Fish muscle signals can reveal movement, sense water flow, and improve robot swimming, offering a new way to design smarter underwater robotic systems.

Researchers at Peking University’s Intelligent Biomimetic Design Lab have shown that fish muscle electrical activity can be used not only to reconstruct swimming motion, but also to infer surrounding water flow conditions and improve the design of underwater robots.
The strongest result from the studies is that intramuscular electromyography (EMG) signals in freely swimming fish carry enough information to recover body posture, distinguish flow environments, and predict movement dynamics. A machine learning model trained on these signals was able to reconstruct joint angles and classify whether fish were swimming in steady flow or in vortex-dominated conditions.

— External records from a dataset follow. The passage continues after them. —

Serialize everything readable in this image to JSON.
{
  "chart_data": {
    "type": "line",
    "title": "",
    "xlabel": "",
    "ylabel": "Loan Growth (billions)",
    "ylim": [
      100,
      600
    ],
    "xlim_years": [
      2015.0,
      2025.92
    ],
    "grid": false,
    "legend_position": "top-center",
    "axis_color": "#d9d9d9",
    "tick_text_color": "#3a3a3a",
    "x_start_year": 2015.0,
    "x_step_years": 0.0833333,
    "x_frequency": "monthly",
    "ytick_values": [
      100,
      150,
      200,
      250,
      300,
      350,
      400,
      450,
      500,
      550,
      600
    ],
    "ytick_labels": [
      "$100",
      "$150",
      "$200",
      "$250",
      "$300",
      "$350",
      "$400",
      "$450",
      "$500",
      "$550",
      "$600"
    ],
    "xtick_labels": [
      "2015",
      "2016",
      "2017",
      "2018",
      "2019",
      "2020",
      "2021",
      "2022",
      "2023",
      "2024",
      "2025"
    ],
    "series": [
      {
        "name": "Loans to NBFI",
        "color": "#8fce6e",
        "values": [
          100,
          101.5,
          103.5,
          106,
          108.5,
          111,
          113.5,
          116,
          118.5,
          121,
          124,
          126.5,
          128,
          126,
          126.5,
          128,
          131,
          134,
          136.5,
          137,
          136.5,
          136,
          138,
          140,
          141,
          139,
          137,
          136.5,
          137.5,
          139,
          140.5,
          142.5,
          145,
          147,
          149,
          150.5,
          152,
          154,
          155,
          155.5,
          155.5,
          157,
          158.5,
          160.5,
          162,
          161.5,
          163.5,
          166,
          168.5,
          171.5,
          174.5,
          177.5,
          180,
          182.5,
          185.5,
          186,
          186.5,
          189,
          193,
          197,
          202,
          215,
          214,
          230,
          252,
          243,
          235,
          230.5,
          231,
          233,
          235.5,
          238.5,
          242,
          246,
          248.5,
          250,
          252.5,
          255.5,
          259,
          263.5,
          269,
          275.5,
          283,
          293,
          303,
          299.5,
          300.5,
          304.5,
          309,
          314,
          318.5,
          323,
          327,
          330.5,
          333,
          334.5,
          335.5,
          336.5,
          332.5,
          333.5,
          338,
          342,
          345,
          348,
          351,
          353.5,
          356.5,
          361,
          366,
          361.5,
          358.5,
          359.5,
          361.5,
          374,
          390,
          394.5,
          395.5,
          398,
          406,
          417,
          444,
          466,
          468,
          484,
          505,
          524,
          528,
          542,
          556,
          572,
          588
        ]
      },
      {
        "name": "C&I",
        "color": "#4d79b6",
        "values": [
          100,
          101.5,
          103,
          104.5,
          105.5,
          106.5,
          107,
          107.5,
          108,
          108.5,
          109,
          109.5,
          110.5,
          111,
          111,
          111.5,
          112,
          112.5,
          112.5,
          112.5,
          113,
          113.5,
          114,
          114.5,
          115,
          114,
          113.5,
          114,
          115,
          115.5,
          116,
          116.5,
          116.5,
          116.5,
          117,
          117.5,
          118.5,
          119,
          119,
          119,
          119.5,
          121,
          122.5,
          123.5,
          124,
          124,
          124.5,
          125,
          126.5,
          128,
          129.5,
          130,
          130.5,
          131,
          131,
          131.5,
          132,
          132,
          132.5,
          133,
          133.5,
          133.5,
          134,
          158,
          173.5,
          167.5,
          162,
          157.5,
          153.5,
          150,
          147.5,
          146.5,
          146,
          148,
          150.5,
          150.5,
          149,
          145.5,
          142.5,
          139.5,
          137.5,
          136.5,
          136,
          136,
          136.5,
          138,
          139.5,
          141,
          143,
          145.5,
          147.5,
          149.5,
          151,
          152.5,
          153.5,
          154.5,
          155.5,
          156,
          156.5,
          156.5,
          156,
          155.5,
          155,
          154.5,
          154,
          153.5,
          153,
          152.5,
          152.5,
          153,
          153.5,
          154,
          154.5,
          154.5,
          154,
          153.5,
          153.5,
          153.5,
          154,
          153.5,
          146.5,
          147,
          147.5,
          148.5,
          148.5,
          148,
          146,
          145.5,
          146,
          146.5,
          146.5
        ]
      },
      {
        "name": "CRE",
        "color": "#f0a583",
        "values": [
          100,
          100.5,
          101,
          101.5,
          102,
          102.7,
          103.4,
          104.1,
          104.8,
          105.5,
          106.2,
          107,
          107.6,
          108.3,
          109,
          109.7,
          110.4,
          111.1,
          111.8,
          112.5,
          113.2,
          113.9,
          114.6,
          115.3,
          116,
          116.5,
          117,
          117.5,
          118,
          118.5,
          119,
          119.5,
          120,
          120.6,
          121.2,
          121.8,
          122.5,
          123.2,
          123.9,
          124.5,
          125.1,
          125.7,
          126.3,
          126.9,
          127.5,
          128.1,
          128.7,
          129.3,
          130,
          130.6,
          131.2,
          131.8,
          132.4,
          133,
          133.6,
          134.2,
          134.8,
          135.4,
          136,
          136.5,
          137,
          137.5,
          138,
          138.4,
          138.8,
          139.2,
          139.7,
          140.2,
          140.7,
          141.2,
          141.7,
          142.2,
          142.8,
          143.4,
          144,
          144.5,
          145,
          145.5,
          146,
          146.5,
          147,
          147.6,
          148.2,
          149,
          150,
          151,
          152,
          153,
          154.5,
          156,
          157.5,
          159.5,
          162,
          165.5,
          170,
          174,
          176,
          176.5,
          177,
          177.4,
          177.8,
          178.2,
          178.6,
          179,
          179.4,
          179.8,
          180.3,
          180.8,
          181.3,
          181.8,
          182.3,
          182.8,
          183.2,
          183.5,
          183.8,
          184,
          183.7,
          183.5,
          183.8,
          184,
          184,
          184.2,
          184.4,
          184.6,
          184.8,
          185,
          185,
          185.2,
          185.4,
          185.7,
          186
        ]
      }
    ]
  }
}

To test this, researchers recorded EMG activity from koi and carp using a 16-channel sensing system while simultaneously tracking body motion under different hydrodynamic environments, including laminar flow and vortex streets. A deep neural network mapped muscle signals to body kinematics, enabling full posture reconstruction. The same signals also encoded information about swimming speed and surrounding flow patterns, indicating that muscle activity reflects both movement and environmental forces.
The relationship between muscle activation and motion changed depending on flow conditions. In laminar flow, muscle activity consistently preceded movement, matching a standard propulsion-driven pattern. In vortex conditions, this timing sometimes reversed, with external water forces deforming the body before muscles responded. This suggests that fish muscle activity reflects a coupled system in which movement and environmental sensing are tightly linked rather than separate processes.
A system identification model was trained on synchronized biological EMG and motion data to learn parameters governing tail dynamics, including delay, damping, gain, and natural frequency. When transferred to a robotic fish, the model predicted tail motion without additional training on the robot and outperformed a deep learning baseline.
The findings suggest that muscle signals in fish function as more than simple motor commands. They can encode environmental conditions and support motion prediction, offering a design principle for underwater robotics based on integrated sensorimotor dynamics rather than separated sensing and control systems.